Pay per head for 2013: Not given.

Bonus pool for 2013: Not given. 

Structure of bonuses for 2013: Citi has paid an unusual amount of cash in its 2013 bonuses. In Europe, the Financial Times reported in January that Citi was paying 50% of its bonuses in cash this year, that bonuses of up to $100k at Citi were paid entirely in cash, that 75% of bonuses up to $499k were paid in immediate cash and that even bonuses of $3.99m were paid as 60% upfront cash.

CRD IV changes:  Not clear

Happiness index: Bankers at Citi are said to be very happy indeed. “Citi’s guys are very happy,” says one London-based fixed income headhunter. “This is the third year that they’ve paid people in fixed income very well – it’s impossible to get anyone out of there.”
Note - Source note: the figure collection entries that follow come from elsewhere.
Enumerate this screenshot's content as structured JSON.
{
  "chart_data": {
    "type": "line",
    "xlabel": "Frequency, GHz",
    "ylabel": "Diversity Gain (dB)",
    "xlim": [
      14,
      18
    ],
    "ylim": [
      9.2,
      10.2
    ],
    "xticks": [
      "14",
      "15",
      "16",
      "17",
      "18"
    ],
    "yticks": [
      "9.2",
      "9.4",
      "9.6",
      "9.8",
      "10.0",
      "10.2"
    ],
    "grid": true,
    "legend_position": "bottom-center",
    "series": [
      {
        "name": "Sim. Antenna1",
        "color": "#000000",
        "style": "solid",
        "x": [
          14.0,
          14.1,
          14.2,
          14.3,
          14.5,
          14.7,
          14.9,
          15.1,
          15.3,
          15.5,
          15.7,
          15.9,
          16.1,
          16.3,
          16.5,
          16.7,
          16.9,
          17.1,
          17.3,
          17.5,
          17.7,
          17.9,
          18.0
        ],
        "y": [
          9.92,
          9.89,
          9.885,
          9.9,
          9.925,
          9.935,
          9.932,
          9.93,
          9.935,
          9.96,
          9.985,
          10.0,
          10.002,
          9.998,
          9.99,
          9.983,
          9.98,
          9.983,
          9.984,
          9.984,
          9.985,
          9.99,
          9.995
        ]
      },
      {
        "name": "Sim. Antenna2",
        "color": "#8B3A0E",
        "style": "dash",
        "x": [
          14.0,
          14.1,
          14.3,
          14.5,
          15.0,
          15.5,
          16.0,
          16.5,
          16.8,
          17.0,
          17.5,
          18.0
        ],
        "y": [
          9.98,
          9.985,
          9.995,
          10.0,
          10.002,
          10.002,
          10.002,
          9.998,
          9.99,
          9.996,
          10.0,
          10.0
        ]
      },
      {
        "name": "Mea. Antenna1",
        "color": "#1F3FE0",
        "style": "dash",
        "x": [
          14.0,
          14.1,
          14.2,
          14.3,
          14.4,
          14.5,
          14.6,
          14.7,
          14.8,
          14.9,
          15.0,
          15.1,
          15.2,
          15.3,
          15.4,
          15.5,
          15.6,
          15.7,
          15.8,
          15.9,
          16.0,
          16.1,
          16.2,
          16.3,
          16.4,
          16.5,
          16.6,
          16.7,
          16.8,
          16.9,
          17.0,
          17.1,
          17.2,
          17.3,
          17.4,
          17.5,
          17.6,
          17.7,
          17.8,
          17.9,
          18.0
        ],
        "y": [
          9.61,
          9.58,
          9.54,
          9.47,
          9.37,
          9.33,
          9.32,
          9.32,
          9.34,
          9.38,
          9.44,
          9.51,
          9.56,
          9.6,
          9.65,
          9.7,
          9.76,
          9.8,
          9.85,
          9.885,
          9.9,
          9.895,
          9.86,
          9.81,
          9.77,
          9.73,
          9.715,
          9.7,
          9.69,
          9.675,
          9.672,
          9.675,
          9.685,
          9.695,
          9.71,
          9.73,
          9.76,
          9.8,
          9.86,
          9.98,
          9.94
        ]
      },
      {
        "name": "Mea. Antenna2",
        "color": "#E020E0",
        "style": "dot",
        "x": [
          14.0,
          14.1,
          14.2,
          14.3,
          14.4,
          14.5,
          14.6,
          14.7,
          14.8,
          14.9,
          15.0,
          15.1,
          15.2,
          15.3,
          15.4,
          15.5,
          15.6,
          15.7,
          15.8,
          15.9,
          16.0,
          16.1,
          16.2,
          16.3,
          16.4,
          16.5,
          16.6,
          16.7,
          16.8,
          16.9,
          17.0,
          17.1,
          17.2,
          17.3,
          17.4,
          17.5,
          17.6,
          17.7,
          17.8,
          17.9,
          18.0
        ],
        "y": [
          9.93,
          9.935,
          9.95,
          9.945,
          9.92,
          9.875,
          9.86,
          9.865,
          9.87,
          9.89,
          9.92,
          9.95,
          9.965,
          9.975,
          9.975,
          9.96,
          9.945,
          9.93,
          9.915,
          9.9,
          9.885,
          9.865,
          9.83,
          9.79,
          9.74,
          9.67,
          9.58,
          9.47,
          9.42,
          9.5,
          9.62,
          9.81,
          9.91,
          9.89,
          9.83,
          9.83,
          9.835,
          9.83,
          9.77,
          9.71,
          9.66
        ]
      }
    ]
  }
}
5. Pay at Deutsche Bank’s corporate and investment bank

Pay per head for 2013: Not given. However, the bank cut the overall compensation bill in its corporate and investment bank by 14% last year compared to 2012.

Bonus pool for 2013: Not given. 

Structure of bonuses for 2013:  Reuters says Deutsche has capped cash bonuses for its staff at €300k (£249k) for the second year running. However, the scheme is more complex than a simple cash cap. For bonuses of between €100k to €200k, 50% will reportedly be deferred. For bonuses of €200k to €500k, 75% is deferred and for bonuses of €500k to €1m 85% is deferred. Beyond €1m, 100% of bonuses are deferred. Below managing director level, it seems Deutsche’s bonuses are paid over three years – with a third paid in 2015, a third paid in 2016 and a third paid in 2017. At managing director level, Deutsche has retained its punitive five year deferral schedule – with bonuses vesting only in year five.

CRD IV changes: Not clear.

Happiness index:  Low-level disgruntlement.

6. Pay at Goldman Sachs 

Pay per head for 2013: $383k, down from $400k in 2012.

Bonus pool: Not given.

Structure of bonuses for 2013: Not given, but Goldman typically defers over three years and pays a generous amount of cash.

CRD IV changes: Goldman is said to be preparing role-based top ups. We understand that these will be paid annually, although this has not been confirmed by the bank.

Happiness index:  Goldman’s fixed income traders are said to be unhappy with their bonuses. Poor compensation is one reason for recent exits, according to headhunters.

7. Pay at Morgan Stanley’s Institutional Securities business 

Pay her head for 2013: Not given.

Bonus pool for 2013: Not given.

Structure of bonuses for 2013: Morgan Stanley is said to be paying a higher proportion of senior bankers’ pay in cash. Nonetheless, Bloomberg reports that the bank will defer 50% of all bonuses between $50k-$100k and that employees with a bonus of more than $500k will only get 2% of their bonuses upfront. Bonuses are deferred over three years.

CRD IV changes: Not clear.

Happiness index: Unhappiness. Headhunters say Morgan Stanley’s fixed income salespeople and traders seem unhappy with their compensation, again.

8. Pay at UBS’s investment bank

Pay her head for 2013: CHF343k ($383k), up 3% on 2012.

Bonus pool for 2013: CHF3.2bn ($3.5bn) across the bank, up from CHF2.5bn in 2012.

Structure of bonuses for 2013: Senior staff expected to receive bonuses in contingent capital that will be wiped out if capital levels fall below 7% (as at Credit Suisse). Last year, UBS introduced bonuses for senior staff which vest over a five year period.  However, a presentation accompanying UBS’s fourth quarter results suggests 88% of UBS’s 2013 bonuses will have vested by the end of 2016. 

CRD IV changes:  UBS preemptively hiked some salaries for senior bankers in May 2013. At that time, salaries rose by a maximum of 15%.

Happiness index: Smug, particularly in relation to Credit Suisse.